9 The copyright and all other rights in any software used or provided by
Barclays or its licensors in connection with the facilities and in any
Computer User Guide issued by Barclays shall at all times remain vested
in Barclays or, if the terms of any contract that Barclays has with any
licensor otherwise specify, in such licensor. The Company will not copy
such software or Barclays' Computer User Guide without Barclays' prior
written consent.
10 The Company accepts that information available from Barclays'
Computerised Facilities will be subject to change before the close of
business each day, particularly details of any Availability from the
Payment Account.
11 Barclays shall not be liable for or in respect of any loss, injury or
damage or any failure to comply, or any delay in complying with its
obligations hereunder or any other obligation in respect of the
Computerised Facilities which is caused directly or indirectly by:
(a) any downtime, unavailability, failure or malfunction of any
computer hardware equipment or software, or of any telephone
line or other communication system, service, link or
equipment;
(b) suspension of the Computerised Facilities;
(c) abnormal operating conditions;
(d) any error, discrepancy or ambiguity in any Message received by
Barclays;
(e) abnormal operating conditions, act or omission of the Company
or of any third party;
12 Barclays shall have the right, without liability to the Company and
without notice, at any time and from time to time, to suspend the
operation of the Computerised Facilities whereupon no further Messages
shall be sent or enquiries made by either the Company or Barclays until
Barclays shall have agreed to re-activate the facilities.
39
13 Either the Company or Barclays may terminate the Computerised
Facilities between the Company and Barclays by giving not less than 24
hours written notice to the other. If the Company terminates the
Computerised Facilities within twelve months of the installation of the
software and modem Barclays shall charge the Company an installation
charge of Pound Sterling500 plus Value Added Tax. If the Computerised
Facility is terminated by either party at any time within two years
after the first anniversary of such installation then the Company will
pay an installation charge of Pound Sterling250 plus Value Added Tax.

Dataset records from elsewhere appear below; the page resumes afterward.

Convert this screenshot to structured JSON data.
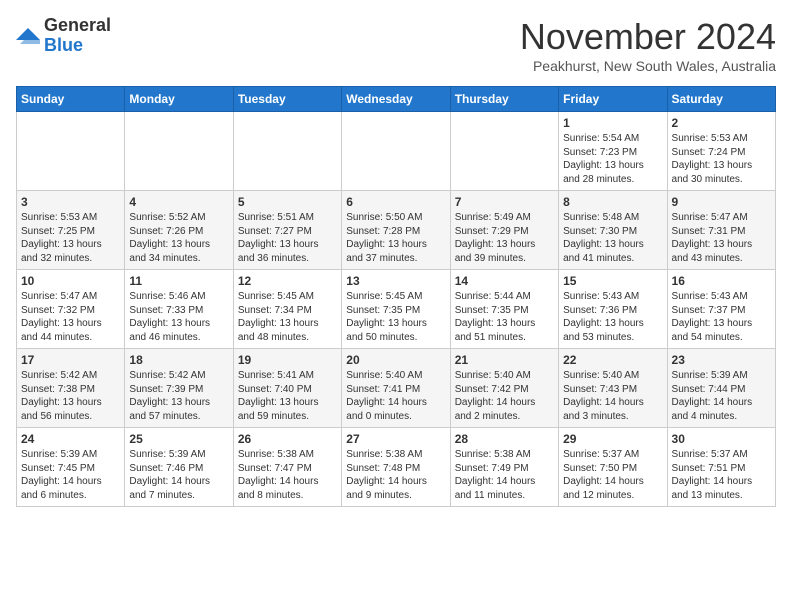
{
  "logo": {
    "general": "General",
    "blue": "Blue"
  },
  "title": "November 2024",
  "subtitle": "Peakhurst, New South Wales, Australia",
  "headers": [
    "Sunday",
    "Monday",
    "Tuesday",
    "Wednesday",
    "Thursday",
    "Friday",
    "Saturday"
  ],
  "weeks": [
    [
      {
        "day": "",
        "info": ""
      },
      {
        "day": "",
        "info": ""
      },
      {
        "day": "",
        "info": ""
      },
      {
        "day": "",
        "info": ""
      },
      {
        "day": "",
        "info": ""
      },
      {
        "day": "1",
        "info": "Sunrise: 5:54 AM\nSunset: 7:23 PM\nDaylight: 13 hours and 28 minutes."
      },
      {
        "day": "2",
        "info": "Sunrise: 5:53 AM\nSunset: 7:24 PM\nDaylight: 13 hours and 30 minutes."
      }
    ],
    [
      {
        "day": "3",
        "info": "Sunrise: 5:53 AM\nSunset: 7:25 PM\nDaylight: 13 hours and 32 minutes."
      },
      {
        "day": "4",
        "info": "Sunrise: 5:52 AM\nSunset: 7:26 PM\nDaylight: 13 hours and 34 minutes."
      },
      {
        "day": "5",
        "info": "Sunrise: 5:51 AM\nSunset: 7:27 PM\nDaylight: 13 hours and 36 minutes."
      },
      {
        "day": "6",
        "info": "Sunrise: 5:50 AM\nSunset: 7:28 PM\nDaylight: 13 hours and 37 minutes."
      },
      {
        "day": "7",
        "info": "Sunrise: 5:49 AM\nSunset: 7:29 PM\nDaylight: 13 hours and 39 minutes."
      },
      {
        "day": "8",
        "info": "Sunrise: 5:48 AM\nSunset: 7:30 PM\nDaylight: 13 hours and 41 minutes."
      },
      {
        "day": "9",
        "info": "Sunrise: 5:47 AM\nSunset: 7:31 PM\nDaylight: 13 hours and 43 minutes."
      }
    ],
    [
      {
        "day": "10",
        "info": "Sunrise: 5:47 AM\nSunset: 7:32 PM\nDaylight: 13 hours and 44 minutes."
      },
      {
        "day": "11",
        "info": "Sunrise: 5:46 AM\nSunset: 7:33 PM\nDaylight: 13 hours and 46 minutes."
      },
      {
        "day": "12",
        "info": "Sunrise: 5:45 AM\nSunset: 7:34 PM\nDaylight: 13 hours and 48 minutes."
      },
      {
        "day": "13",
        "info": "Sunrise: 5:45 AM\nSunset: 7:35 PM\nDaylight: 13 hours and 50 minutes."
      },
      {
        "day": "14",
        "info": "Sunrise: 5:44 AM\nSunset: 7:35 PM\nDaylight: 13 hours and 51 minutes."
      },
      {
        "day": "15",
        "info": "Sunrise: 5:43 AM\nSunset: 7:36 PM\nDaylight: 13 hours and 53 minutes."
      },
      {
        "day": "16",
        "info": "Sunrise: 5:43 AM\nSunset: 7:37 PM\nDaylight: 13 hours and 54 minutes."
      }
    ],
    [
      {
        "day": "17",
        "info": "Sunrise: 5:42 AM\nSunset: 7:38 PM\nDaylight: 13 hours and 56 minutes."
      },
      {
        "day": "18",
        "info": "Sunrise: 5:42 AM\nSunset: 7:39 PM\nDaylight: 13 hours and 57 minutes."
      },
      {
        "day": "19",
        "info": "Sunrise: 5:41 AM\nSunset: 7:40 PM\nDaylight: 13 hours and 59 minutes."
      },
      {
        "day": "20",
        "info": "Sunrise: 5:40 AM\nSunset: 7:41 PM\nDaylight: 14 hours and 0 minutes."
      },
      {
        "day": "21",
        "info": "Sunrise: 5:40 AM\nSunset: 7:42 PM\nDaylight: 14 hours and 2 minutes."
      },
      {
        "day": "22",
        "info": "Sunrise: 5:40 AM\nSunset: 7:43 PM\nDaylight: 14 hours and 3 minutes."
      },
      {
        "day": "23",
        "info": "Sunrise: 5:39 AM\nSunset: 7:44 PM\nDaylight: 14 hours and 4 minutes."
      }
    ],
    [
      {
        "day": "24",
        "info": "Sunrise: 5:39 AM\nSunset: 7:45 PM\nDaylight: 14 hours and 6 minutes."
      },
      {
        "day": "25",
        "info": "Sunrise: 5:39 AM\nSunset: 7:46 PM\nDaylight: 14 hours and 7 minutes."
      },
      {
        "day": "26",
        "info": "Sunrise: 5:38 AM\nSunset: 7:47 PM\nDaylight: 14 hours and 8 minutes."
      },
      {
        "day": "27",
        "info": "Sunrise: 5:38 AM\nSunset: 7:48 PM\nDaylight: 14 hours and 9 minutes."
      },
      {
        "day": "28",
        "info": "Sunrise: 5:38 AM\nSunset: 7:49 PM\nDaylight: 14 hours and 11 minutes."
      },
      {
        "day": "29",
        "info": "Sunrise: 5:37 AM\nSunset: 7:50 PM\nDaylight: 14 hours and 12 minutes."
      },
      {
        "day": "30",
        "info": "Sunrise: 5:37 AM\nSunset: 7:51 PM\nDaylight: 14 hours and 13 minutes."
      }
    ]
  ]
}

14 Upon termination of the facility the Company shall immediately return
to Barclays all copies of the Computer User Guide and any other
documentation or property (including any modem) of Barclays or its
licensors supplied in relation to the facility.
15 The Computerised Facilities shall also be co-terminous with the rest of
this Agreement.
16 The Company shall indemnify Barclays against all liabilities, damages
and expenses arising out of the transmission by the Company or the
receipt by Barclays of incorrect or inaccurate information however
caused.
17 Barclays reserve the right to levy a charge for:
(a) any new electronically delivered services in future; or
(b) reconfiguration of the computerised facilities due to
mix-operation by the Company.
18 If Barclays is required to visit the Company's premises to install the
software package and modem and such installation fails for reasons
outside Barclays' control Barclays will charge the Company an abortive
visit charge of Pound Sterling250 plus VAT.